Too often notification tests are oversimplified and devolve into mechanical exercise of a call list. While it is important to know that your contact information is accurate and up to date, and that the right people know how to use your notification system, the real end objectives are mobilization and deployment, not simple notification. In addition to the mechanics of how to contact staff, a comprehensive notification test must also exercise management’s ability to decide: who to contact based on a wide-range of impact scenarios, when to contact them based on the severity of the event, when to mobilize them based on the evolving facts of the situation and where to deploy to based on the geographical nature of the event.

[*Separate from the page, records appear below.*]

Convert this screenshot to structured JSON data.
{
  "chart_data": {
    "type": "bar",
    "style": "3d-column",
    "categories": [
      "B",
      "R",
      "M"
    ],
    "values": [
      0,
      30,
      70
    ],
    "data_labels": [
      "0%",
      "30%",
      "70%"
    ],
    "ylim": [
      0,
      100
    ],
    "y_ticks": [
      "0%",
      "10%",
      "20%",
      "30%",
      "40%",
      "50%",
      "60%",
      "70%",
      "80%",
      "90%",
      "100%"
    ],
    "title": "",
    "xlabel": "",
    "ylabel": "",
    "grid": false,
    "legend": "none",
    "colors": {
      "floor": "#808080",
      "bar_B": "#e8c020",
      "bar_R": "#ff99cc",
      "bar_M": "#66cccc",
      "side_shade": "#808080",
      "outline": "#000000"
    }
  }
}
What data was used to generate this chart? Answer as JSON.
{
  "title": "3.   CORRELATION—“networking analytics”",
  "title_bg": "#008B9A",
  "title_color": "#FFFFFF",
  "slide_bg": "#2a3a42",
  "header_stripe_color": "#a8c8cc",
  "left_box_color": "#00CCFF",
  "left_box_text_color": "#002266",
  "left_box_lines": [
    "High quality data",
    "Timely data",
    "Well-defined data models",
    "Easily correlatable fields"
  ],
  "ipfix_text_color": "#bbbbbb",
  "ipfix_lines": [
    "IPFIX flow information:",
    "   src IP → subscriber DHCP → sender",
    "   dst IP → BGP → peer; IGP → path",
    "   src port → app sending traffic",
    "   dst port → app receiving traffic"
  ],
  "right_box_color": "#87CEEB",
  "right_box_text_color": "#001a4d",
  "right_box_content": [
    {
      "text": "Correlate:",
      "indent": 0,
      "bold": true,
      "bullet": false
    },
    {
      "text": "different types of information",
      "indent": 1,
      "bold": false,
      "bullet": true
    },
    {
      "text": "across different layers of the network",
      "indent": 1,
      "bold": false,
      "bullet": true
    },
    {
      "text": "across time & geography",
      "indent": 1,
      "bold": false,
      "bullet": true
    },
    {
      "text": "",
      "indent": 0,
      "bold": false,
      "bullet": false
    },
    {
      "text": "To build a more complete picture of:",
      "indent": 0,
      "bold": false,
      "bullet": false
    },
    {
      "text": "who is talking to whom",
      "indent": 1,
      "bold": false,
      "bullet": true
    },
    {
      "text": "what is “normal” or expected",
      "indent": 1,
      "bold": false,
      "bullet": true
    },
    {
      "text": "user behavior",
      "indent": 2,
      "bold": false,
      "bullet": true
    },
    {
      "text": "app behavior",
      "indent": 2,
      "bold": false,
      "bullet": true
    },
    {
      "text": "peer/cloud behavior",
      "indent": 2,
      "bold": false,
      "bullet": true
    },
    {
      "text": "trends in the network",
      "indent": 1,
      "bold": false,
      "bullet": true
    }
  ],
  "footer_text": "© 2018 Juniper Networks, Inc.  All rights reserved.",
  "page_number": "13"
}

Four distinct exercises are required in order to test the full range of potential notification, mobilization and deployment responses: a general notification test (physical), an immediate response test (table-top), a communications test (table-top) and a business unit activation test (table-top). The general notification test will exercise the ability to use the call procedure, wallet cards and/or notification systems to contact recovery staff and stakeholders in a timely manner. This test proves the accuracy of the contact information and the functionality of the call-tree and/or notification system procedures. The immediate response test will exercise the response team’s ability to quickly evaluate a complicated disaster event, to determine which areas of the organization have been or will be impacted, and to place the appropriate individuals in the correct state of readiness—standby, mobilization, deployment or stand-down. The communications test exercises the crisis communications team’s ability to quickly and accurately determine when to send communiques, which ones to send, which interest groups to send them to and which communication vehicles to use. The final test involves the business recovery teams and will exercise their ability to contact, mobilize and deploy their team members.